= A Short Vision =

1956 animated horror film

The title card of A Short Vision.

A Short Vision is a British adult animated short film by Joan and Peter Foldes released in 1956. The film, inspired by one of Peter's poems, depicts the destruction of the world, including mankind. The film's music was composed by Mátyás Seiber, who composed music for Animal Farm two years earlier.

A Short Vision gained notoriety when it was shown on The Ed Sullivan Show on 27 May 1956. This, however, made it controversial. Due to popular demand, it was shown again on 10 June.

==Origins==
A Short Vision was inspired by a poem composed by Peter Foldes while on a boat from Australia in October 1954. Peter was creative artist for the film, while his wife Joan was responsible for the animation stand, the lighting and some of the animation. The film was produced in the Foldes' kitchen. and was funded by the British Film Institute's Experimental Film Fund. The scheme also funded an earlier Foldes' animation entitled Animated Genesis about a society which is under threat from a tyrant.

==Synopsis==

It, itself.

The film opens with a shot from a bedroom window. It pans to the sky as the narrator (James McKechnie) recalls the time he looked out his window. He saw an object flying through the sky. Throughout the film the object is only referred to as It. Although It (bearing an uncanny resemblance to the B-2 stealth bomber or black triangle UFO, though likely inspired by the YB-35 or YB-49) was very far away and seemed to move slowly, it came swiftly and was unnoticed. When It flew over the mountain, the leopard and the deer looked up. When they saw It, the deer ran free from the leopard's claws and they both hide in fear. When It flew over the fields, the owl and the rat looked up, and the rat ran free of the owl's claws and they both hide in fear.

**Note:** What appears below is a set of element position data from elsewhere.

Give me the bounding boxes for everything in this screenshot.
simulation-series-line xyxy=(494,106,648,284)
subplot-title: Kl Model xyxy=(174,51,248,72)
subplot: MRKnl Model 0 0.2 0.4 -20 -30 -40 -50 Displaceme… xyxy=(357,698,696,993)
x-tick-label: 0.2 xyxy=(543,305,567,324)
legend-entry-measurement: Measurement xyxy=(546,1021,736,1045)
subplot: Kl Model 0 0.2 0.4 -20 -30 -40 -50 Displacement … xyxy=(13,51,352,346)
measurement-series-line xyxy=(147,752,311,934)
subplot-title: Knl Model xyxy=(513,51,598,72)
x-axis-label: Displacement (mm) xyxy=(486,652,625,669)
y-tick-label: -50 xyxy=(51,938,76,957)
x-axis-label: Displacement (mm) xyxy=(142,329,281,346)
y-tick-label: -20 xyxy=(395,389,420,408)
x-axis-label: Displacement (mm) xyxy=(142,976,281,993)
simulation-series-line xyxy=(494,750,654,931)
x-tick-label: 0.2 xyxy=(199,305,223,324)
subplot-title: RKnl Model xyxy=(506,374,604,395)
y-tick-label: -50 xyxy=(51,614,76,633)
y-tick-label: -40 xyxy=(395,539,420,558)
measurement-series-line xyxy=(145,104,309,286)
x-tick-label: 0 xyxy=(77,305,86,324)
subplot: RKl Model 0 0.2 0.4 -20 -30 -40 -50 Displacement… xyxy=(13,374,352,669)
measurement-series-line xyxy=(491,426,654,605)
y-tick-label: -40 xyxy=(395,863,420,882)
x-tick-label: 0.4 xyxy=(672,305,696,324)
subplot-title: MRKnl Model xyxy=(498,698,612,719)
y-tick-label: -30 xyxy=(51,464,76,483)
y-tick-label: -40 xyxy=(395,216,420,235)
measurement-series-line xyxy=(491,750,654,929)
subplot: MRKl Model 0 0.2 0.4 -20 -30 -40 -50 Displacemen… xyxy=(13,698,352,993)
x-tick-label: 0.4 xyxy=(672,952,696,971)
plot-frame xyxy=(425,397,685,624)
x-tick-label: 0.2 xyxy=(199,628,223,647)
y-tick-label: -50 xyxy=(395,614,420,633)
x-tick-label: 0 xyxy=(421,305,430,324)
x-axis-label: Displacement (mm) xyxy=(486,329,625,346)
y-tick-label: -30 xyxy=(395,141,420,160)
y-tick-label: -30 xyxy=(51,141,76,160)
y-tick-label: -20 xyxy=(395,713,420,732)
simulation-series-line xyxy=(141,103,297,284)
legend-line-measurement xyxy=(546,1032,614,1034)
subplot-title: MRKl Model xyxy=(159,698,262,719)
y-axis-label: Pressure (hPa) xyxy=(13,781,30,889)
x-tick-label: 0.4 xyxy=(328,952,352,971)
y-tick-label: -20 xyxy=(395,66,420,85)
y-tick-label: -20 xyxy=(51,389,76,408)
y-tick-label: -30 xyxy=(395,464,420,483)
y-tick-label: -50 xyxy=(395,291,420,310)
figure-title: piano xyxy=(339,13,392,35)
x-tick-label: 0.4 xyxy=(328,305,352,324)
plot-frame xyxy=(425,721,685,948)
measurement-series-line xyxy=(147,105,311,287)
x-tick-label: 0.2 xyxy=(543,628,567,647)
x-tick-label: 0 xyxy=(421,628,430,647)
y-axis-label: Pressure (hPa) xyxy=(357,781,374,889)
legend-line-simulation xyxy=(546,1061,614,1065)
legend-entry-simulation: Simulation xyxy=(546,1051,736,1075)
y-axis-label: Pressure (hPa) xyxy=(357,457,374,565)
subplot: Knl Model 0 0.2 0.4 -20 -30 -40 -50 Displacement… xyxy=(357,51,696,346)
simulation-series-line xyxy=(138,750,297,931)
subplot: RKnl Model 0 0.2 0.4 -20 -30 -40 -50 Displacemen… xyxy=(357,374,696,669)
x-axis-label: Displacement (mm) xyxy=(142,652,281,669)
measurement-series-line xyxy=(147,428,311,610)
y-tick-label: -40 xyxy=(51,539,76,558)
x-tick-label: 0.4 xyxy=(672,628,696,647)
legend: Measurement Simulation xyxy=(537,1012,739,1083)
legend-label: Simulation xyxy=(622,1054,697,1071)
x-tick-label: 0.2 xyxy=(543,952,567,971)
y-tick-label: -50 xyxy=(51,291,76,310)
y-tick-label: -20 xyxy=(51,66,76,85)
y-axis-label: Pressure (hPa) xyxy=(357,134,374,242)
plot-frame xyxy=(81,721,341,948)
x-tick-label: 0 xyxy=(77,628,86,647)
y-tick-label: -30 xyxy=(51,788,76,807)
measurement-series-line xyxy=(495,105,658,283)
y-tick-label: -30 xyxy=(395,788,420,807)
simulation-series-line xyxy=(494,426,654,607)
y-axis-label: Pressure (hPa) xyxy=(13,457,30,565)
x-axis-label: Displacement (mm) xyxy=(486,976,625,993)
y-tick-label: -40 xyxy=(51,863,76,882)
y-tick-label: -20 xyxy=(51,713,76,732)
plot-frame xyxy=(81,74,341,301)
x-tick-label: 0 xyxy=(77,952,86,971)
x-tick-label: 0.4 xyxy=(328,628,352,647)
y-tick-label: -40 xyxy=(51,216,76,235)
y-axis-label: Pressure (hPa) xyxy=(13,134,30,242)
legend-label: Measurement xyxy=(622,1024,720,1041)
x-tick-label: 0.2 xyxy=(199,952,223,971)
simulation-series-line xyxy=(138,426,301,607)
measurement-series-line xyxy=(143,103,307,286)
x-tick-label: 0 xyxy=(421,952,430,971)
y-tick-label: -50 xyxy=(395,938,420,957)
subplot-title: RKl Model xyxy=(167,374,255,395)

When It flies over the city, everyone is asleep except for their leaders and their wise men, who all look up at It, but it is too late. It detonates, producing a mushroom cloud which engulfs the city, melting the eyes and flesh of the leaders, killing and destroying everything and everyone that has witnessed It. However, It also destroys the sleeping people and everyone else who have not seen It. It then engulfs the mountain and the fields, destroying them also. In the end, there is nothing left except a tiny flame. Then the narrator sees It flying around the flame like a moth, and then It, too is destroyed. Then, finally, the flame dies, leaving nothingness.

==The Ed Sullivan Show==

The mushroom cloud produced by It.

Ed Sullivan saw A Short Vision in England, and promised an American showing. He said his motive was a "plea for peace". However, he may have shown it because of his relationship with George K. Arthur, A Short Visions distributor. Ten days after he saw it, Sullivan showed A Short Vision on his popular Sunday night show The Ed Sullivan Show on 27 May 1956. Sullivan told the audience to tell their children in the room to not be alarmed, because of its animated nature. The film was very popular, and when it was shown again on 10 June, Sullivan told parents to take children out of the room.

Sullivan was incorrect when he said before the first showing that the film depicts the effects of a hydrogen bomb on an "animal population". The film avoids all modern references, and all animal and human life is destroyed. Sullivan may not have watched the entire film before broadcasting it on his show, since the start begins with a deer, a leopard, an owl, and a rat.